Despite decline in the area under cotton, the shift has been more towards basmati instead of paddy. Surprisingly, the area under paddy in the district is expected to be nearly 55,000 hectares, which is less than that for cotton and basmati.
"We wanted to bring in diversification and we are satisfied that the farmers have not increased area under paddy. Instead of paddy, area under cotton and paddy has gone to basmati. Basmati helps arrest declining level of sub-soil water and needs less input costs," Beant Singh, chief agriculture officer, Muktsar, said.
But farmers believe that diversification was not on the mind of many. "Heavy rain played havoc on the cotton crop last year and it was badly damaged on a large area. So most cotton growers, too, chose to transplant bamasti instead of paddy because basmati fetches much better prices last year.
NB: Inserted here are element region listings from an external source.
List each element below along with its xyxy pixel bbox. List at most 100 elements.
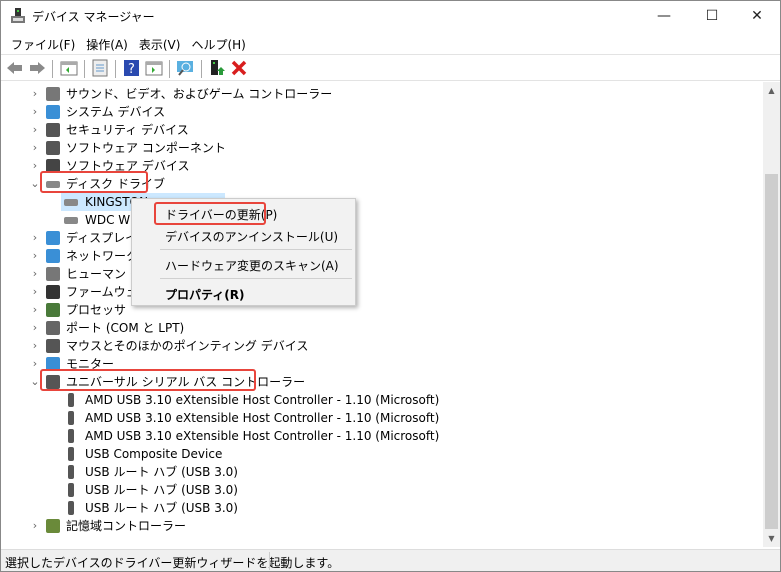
toolbar-separator [84,60,85,78]
chevron-right-icon[interactable]: › [30,355,40,373]
device-item[interactable]: USB ルート ハブ (USB 3.0) [1,481,761,499]
device-item[interactable]: AMD USB 3.10 eXtensible Host Controller … [1,409,761,427]
back-icon[interactable] [6,59,24,77]
status-divider [269,552,270,570]
device-icon [68,501,74,515]
vertical-scrollbar[interactable]: ▲ ▼ [763,82,780,547]
uninstall-icon[interactable] [230,59,248,77]
tree-item-label: ポート (COM と LPT) [66,321,185,335]
device-item[interactable]: KINGSTON [1,193,761,211]
update-driver-icon[interactable] [208,59,226,77]
tree-item-label: AMD USB 3.10 eXtensible Host Controller … [85,429,440,443]
action-pane-icon[interactable] [145,59,163,77]
category-item[interactable]: › ディスプレイ ア [1,229,761,247]
menu-bar: ファイル(F) 操作(A) 表示(V) ヘルプ(H) [1,32,780,54]
svg-text:?: ? [128,62,135,77]
menu-separator [160,278,352,279]
tree-item-label: ソフトウェア コンポーネント [66,141,226,155]
menu-help[interactable]: ヘルプ(H) [187,32,252,54]
chevron-right-icon[interactable]: › [30,121,40,139]
category-item[interactable]: › サウンド、ビデオ、およびゲーム コントローラー [1,85,761,103]
category-item[interactable]: › 記憶域コントローラー [1,517,761,535]
device-item[interactable]: USB Composite Device [1,445,761,463]
forward-icon[interactable] [28,59,46,77]
device-icon [46,339,60,353]
chevron-right-icon[interactable]: › [30,517,40,535]
menu-separator [160,249,352,250]
device-icon [68,393,74,407]
chevron-right-icon[interactable]: › [30,85,40,103]
device-icon [68,411,74,425]
menu-file[interactable]: ファイル(F) [7,32,82,54]
scroll-down-icon[interactable]: ▼ [763,530,780,547]
device-manager-icon [11,8,25,23]
category-item[interactable]: › ネットワーク ア [1,247,761,265]
category-item[interactable]: › ソフトウェア コンポーネント [1,139,761,157]
chevron-right-icon[interactable]: › [30,139,40,157]
close-button[interactable]: ✕ [734,1,780,31]
device-item[interactable]: USB ルート ハブ (USB 3.0) [1,499,761,517]
highlight-box [40,171,148,193]
device-icon [46,285,60,299]
device-icon [68,429,74,443]
chevron-right-icon[interactable]: › [30,229,40,247]
device-icon [46,303,60,317]
tree-item-label: USB Composite Device [85,447,223,461]
scan-hardware-icon[interactable] [176,59,194,77]
tree-item-label: システム デバイス [66,105,166,119]
device-icon [46,231,60,245]
toolbar: ? [1,54,780,81]
toolbar-separator [201,60,202,78]
category-item[interactable]: › システム デバイス [1,103,761,121]
menu-item-uninstall-device[interactable]: デバイスのアンインストール(U) [165,228,338,245]
device-icon [46,87,60,101]
scrollbar-thumb[interactable] [765,174,778,529]
chevron-right-icon[interactable]: › [30,301,40,319]
minimize-button[interactable]: — [641,1,687,31]
chevron-right-icon[interactable]: › [30,157,40,175]
menu-view[interactable]: 表示(V) [135,32,188,54]
category-item[interactable]: › ヒューマン イン [1,265,761,283]
menu-action[interactable]: 操作(A) [82,32,135,54]
device-icon [68,483,74,497]
device-item[interactable]: AMD USB 3.10 eXtensible Host Controller … [1,391,761,409]
context-menu: ドライバーの更新(P) デバイスのアンインストール(U) ハードウェア変更のスキ… [131,198,356,306]
category-item[interactable]: › ファームウェア [1,283,761,301]
chevron-right-icon[interactable]: › [30,103,40,121]
help-icon[interactable]: ? [123,59,141,77]
category-item[interactable]: › マウスとそのほかのポインティング デバイス [1,337,761,355]
show-hide-console-tree-icon[interactable] [60,59,78,77]
chevron-right-icon[interactable]: › [30,337,40,355]
tree-item-label: USB ルート ハブ (USB 3.0) [85,483,238,497]
device-item[interactable]: WDC WD [1,211,761,229]
category-item[interactable]: › ポート (COM と LPT) [1,319,761,337]
category-item[interactable]: › セキュリティ デバイス [1,121,761,139]
chevron-right-icon[interactable]: › [30,319,40,337]
tree-item-label: プロセッサ [66,303,127,317]
device-icon [64,217,78,224]
device-icon [46,267,60,281]
device-icon [46,519,60,533]
properties-icon[interactable] [91,59,109,77]
chevron-right-icon[interactable]: › [30,283,40,301]
tree-item-label: 記憶域コントローラー [66,519,187,533]
category-item[interactable]: › プロセッサ [1,301,761,319]
tree-item-label: USB ルート ハブ (USB 3.0) [85,501,238,515]
toolbar-separator [52,60,53,78]
menu-item-properties[interactable]: プロパティ(R) [165,286,245,303]
toolbar-separator [115,60,116,78]
maximize-button[interactable]: ☐ [689,1,735,31]
chevron-down-icon[interactable]: ⌄ [30,175,40,193]
menu-item-scan-hardware[interactable]: ハードウェア変更のスキャン(A) [165,257,339,274]
device-item[interactable]: AMD USB 3.10 eXtensible Host Controller … [1,427,761,445]
device-tree[interactable]: › サウンド、ビデオ、およびゲーム コントローラー › システム デバイス › セキュリテ… [1,82,763,547]
device-item[interactable]: USB ルート ハブ (USB 3.0) [1,463,761,481]
device-icon [68,465,74,479]
highlight-box [40,369,256,391]
device-icon [68,447,74,461]
scroll-up-icon[interactable]: ▲ [763,82,780,99]
chevron-right-icon[interactable]: › [30,247,40,265]
status-text: 選択したデバイスのドライバー更新ウィザードを起動します。 [5,556,340,570]
chevron-down-icon[interactable]: ⌄ [30,373,40,391]
chevron-right-icon[interactable]: › [30,265,40,283]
As cotton takes more time to mature and is a labour-intensive crop, basmati was the only option before farmers," Sukhdev Singh, a farmer from a Muktsar village, said.
More area would have gone under basmati if the agriculture department had not warned farmers of glut this year. Many farmers changed their mind just before the sowing of basmati.
Now paddy is expected to be grown over about 55,000 hectares while both basmati and cotton are expected to be on 75,000 in Muktsar district. The area under paddy has come down to nearly half from about 1 lakh hectares in the last two years.
While the area under basmati doubled in Muktsar, it is expected to go up three-fold in Faridkot, from about 8,000 hectares last year to about 21,000 this year. But cotton is expected to remain on the same area in Faridkot district.
The low prices of cotton against the surprisingly higher rates of basmati have also kept farmers away from growing cotton. "Farmers continued to wait for months that the price of cotton would increase as rain had spoilt the crop on most of the area in the region.
The cotton price, however, remained `5,000 per quintal on average. But on the other hand, the prices of basmati increased to about `4,500 per quintal from the usual price of about `2,500 per quintal previous years," Jagga Singh, a farmer from Niamiwala village in Faridkot, said. It led most farmers to opt for bsasmati over paddy or cotton.